July 13, 2016 Nevada

Dale Smith

Finally! A laundry list of do's and don'ts that state the obvious: NO drug is a guarantee that one will not contract HIV. Condoms are still the cheapest and most effective way of reducing the risk of infection. The young man featured in the article who "works in the HIV field" yet contracted the virus demonstrates that we are all human. No matter what our knowledge level (or what should be our knowledge level) about HIV, we are still prone to error. HIV is an error that must be lived with.

June 1, 2016 Bridgeport

ChiTom

When the word "acute" is used, I read sub-acute. Doesn't an acute infection mean symptoms, if not high viral load and low CD4+ T cells?

May 30, 2016

Lars Marks

It's like there's 2 conversations. One of them suggests PrEP prevents 99.99% of infections and is safe as aspirin. Then, there's talk about injectible PrEP for people who can't adhere, with hopes for a gentler replacement in the pipeline. One tells us PrEP users don't get riskier, then we hear about all the sex they're having. Whatever the critique is, there's always a rebuttal, even if one rebuttal seems to contradict a prior rebuttal.

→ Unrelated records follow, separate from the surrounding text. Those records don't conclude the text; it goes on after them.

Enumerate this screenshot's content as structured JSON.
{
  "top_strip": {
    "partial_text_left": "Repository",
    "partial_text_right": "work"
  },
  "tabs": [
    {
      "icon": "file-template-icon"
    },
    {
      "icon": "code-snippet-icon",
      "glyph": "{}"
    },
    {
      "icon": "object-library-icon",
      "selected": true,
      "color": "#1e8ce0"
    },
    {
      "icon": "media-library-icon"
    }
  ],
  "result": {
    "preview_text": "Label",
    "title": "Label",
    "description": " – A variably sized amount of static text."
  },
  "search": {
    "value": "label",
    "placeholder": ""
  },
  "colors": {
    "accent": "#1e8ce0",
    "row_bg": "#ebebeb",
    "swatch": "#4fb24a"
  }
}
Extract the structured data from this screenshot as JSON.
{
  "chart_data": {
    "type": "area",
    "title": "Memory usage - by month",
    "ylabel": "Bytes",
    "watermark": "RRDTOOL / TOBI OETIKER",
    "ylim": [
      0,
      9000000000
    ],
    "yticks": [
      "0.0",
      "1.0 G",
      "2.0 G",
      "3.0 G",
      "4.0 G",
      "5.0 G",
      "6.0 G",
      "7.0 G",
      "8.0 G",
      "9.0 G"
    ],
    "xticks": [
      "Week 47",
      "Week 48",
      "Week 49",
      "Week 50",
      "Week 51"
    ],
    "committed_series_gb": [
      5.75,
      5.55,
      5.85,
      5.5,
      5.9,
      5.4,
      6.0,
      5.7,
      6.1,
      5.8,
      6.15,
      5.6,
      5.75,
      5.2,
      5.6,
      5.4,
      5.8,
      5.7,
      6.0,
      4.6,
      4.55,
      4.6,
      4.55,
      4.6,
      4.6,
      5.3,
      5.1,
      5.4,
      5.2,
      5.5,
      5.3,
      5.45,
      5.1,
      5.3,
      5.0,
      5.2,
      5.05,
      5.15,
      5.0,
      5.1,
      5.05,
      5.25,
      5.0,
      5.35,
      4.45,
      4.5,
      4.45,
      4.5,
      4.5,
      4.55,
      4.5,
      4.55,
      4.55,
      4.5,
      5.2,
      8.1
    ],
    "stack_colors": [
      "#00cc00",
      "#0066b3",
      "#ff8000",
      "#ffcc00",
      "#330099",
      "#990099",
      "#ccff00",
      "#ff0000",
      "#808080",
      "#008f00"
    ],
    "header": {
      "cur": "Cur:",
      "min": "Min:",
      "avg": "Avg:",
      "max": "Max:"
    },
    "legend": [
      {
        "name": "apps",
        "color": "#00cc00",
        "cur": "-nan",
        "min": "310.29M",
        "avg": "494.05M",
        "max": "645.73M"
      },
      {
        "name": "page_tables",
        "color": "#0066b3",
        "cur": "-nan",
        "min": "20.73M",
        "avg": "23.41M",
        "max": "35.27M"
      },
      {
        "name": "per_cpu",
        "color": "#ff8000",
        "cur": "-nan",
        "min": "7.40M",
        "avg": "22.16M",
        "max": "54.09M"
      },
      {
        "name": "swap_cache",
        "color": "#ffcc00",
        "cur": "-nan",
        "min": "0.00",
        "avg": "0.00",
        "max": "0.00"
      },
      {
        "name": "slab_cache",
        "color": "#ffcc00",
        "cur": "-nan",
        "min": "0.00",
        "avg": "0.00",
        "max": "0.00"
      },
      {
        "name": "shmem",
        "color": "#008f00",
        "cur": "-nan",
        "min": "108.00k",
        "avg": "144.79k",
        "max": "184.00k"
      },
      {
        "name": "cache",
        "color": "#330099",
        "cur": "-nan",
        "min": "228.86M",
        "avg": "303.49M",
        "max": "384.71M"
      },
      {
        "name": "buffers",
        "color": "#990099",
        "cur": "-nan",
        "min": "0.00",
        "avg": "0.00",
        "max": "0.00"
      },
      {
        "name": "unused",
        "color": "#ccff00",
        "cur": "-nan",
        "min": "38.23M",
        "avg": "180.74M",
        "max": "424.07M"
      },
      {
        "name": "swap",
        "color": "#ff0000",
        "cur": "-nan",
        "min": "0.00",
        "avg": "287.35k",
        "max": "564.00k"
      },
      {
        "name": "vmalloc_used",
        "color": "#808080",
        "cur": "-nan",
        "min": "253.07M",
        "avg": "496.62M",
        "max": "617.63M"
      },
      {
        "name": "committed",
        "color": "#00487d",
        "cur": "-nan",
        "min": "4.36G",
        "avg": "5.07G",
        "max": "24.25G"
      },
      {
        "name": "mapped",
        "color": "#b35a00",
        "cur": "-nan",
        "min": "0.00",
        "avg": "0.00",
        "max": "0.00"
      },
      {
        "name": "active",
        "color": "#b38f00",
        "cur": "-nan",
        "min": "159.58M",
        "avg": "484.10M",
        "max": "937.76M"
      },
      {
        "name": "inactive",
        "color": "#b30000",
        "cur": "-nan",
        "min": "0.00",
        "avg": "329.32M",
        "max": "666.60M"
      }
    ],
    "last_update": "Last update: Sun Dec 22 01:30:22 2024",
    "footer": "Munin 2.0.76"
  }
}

May 25, 2016 Oceanside, CA

Jeton Ademaj

Wrong, Terry. PrEP taken as directed is over 99% effective, which is to say that the iPrEX OLE study found *100%* efficacy, but with a variable confidence interval based on the number of study participants...a "perfect" 100 is only possible by testing Truvada-PrEP in every living HIV-negative person on Earth. Truvada-PrEP IS *slightly* more effective with condoms than without...but PrEP is far more powerful HIV-prevention than condoms. don't deceive, make better condoms if you want condom use.

May 24, 2016 Harlem, NYC

Oskar Wild

Truvada is not a well tolerated drug for all of us. Ten years of my life suffering from autonomic and peripheral neuropath as well as bone pain and inability to heal after joint replacements has led me to the conclusion that this "well tolerated" drug is a myth for many of us, yet POZ and other advocated organization keep perpetuating this myth. It is as if no one reads the "side effects" in the information accompanying the drug.